The Straits Times editorial published on June 17 referred to the young in China wanting to give up the rat race (‘Lying flat’ in China bears watching).
Some young people in China want to “tang ping”, translated as “lying down” or “lying flat”.
As mentioned in an earlier article published on June 12 (‘Tang ping’ trend: China youth join calls to get out of gruelling rat race), the practice may have led some to lose ambition and adopt a passive attitude towards work.
It may eventually lead to “nei juan” or involution, the opposite of evolution, which in turn could affect China’s progress and development.
I think the authorities in China do not have to worry much about “tang ping”.
Big countries like the US, Britain and China with huge populations can afford to relax.

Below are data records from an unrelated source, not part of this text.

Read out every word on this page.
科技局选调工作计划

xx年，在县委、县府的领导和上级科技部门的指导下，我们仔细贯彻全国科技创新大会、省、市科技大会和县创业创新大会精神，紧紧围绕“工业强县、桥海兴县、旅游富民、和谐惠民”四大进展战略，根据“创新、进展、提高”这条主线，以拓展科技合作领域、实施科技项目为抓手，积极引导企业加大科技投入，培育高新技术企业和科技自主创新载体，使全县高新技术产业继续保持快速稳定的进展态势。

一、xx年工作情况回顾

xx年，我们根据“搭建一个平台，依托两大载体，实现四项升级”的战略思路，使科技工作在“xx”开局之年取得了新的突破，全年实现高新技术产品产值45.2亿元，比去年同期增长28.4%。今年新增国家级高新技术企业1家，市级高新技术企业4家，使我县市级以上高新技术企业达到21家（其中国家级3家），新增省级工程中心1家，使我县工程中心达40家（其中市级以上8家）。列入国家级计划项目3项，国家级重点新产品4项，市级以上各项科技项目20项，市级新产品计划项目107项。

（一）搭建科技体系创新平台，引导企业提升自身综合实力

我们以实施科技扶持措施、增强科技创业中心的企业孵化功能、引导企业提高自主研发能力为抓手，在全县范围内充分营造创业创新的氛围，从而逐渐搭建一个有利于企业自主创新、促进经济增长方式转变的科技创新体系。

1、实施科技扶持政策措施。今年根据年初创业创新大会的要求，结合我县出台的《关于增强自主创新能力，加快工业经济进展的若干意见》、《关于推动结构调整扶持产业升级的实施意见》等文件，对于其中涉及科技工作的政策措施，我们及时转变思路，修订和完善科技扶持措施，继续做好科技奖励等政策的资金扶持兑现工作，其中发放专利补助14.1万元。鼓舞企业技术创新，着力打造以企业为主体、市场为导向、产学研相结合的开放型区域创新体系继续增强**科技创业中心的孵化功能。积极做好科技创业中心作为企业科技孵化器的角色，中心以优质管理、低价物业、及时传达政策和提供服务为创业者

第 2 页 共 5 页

But in Singapore, which has a small population, every individual contribution counts. We cannot afford to be complacent. Moreover, we have no natural resources. The only asset that Singapore has is its people.
Fortunately, we do not have natural disasters such as typhoons, earthquakes or extreme weather.
Therefore, to survive in this competitive world, it is important that we have good leaders and a well-educated and hard-working population ready to face the future with confidence.
That should be the fundamental approach to begin with, and the rest is about how we adapt to the changing circumstances and make ourselves relevant to the rest of the world.
We must never ever rest on our laurels. Constantly acquiring knowledge and skills is the only way for us to stay ahead in this survival race.